As Cara seeks to uncover the truth behind the beached body parts, she is wrestling with grief over the sudden loss of her husband and son on a camping trip, and her quest for answers drives her work. She thinks their deaths might be connected to the case in Point Mettier, but she must overcome her clouded judgment to prevent personal motivations from distracting her. She also must try to not be sidetracked by her growing feelings for local police officer J.B., who is aiding in the investigation.
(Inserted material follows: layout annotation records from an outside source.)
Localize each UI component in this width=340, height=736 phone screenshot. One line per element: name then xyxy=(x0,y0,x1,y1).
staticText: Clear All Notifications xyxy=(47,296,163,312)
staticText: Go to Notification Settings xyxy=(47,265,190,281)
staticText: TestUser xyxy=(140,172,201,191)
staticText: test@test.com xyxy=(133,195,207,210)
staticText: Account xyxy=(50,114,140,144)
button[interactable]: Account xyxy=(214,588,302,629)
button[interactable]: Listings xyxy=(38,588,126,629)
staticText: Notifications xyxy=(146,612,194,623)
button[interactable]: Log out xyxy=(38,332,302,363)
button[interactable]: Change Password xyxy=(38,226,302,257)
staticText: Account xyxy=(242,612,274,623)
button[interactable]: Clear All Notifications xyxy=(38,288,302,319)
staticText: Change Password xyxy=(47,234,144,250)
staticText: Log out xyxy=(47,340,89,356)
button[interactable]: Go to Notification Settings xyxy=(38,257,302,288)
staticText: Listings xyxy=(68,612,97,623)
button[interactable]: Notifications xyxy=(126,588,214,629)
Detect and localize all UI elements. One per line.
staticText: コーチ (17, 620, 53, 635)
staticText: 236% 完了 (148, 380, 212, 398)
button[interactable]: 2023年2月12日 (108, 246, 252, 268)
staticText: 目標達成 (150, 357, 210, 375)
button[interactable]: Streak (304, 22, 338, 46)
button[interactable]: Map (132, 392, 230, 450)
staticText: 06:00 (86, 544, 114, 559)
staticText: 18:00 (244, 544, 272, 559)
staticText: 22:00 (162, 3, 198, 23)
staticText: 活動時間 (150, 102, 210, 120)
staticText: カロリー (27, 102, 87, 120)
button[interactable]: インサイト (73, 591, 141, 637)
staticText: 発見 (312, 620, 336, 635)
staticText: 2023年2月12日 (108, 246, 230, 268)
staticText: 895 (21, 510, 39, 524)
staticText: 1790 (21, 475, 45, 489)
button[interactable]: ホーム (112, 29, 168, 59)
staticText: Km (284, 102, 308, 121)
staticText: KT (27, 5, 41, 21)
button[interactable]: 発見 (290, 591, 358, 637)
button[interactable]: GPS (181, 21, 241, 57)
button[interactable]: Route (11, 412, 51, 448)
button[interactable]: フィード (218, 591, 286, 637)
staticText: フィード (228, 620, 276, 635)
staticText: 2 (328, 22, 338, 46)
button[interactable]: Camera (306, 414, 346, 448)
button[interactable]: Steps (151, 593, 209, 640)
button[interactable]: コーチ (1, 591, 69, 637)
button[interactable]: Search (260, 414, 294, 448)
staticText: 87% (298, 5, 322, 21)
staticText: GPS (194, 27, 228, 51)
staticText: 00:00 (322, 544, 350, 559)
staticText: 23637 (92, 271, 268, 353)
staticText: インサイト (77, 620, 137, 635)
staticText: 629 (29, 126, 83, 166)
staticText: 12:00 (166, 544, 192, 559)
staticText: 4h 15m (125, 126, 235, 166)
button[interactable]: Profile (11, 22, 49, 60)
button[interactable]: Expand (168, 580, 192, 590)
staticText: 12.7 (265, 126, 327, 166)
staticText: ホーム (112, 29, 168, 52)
City Under One Roof is filled from cover to cover with compelling stories from engaging characters. As Yamashita conveys, all the members of this community have complicated backstories, and not everyone likes everyone else. However, they check on each other's well-being, keep each other's secrets, and protect one another from strangers and threats. Yamashita weaves their experiences and perspectives together to drive the mystery, and as it unfolds, the reader cannot help but become attached to this odd community and the sense of familial loyalty between all the inhabitants of Dave Co.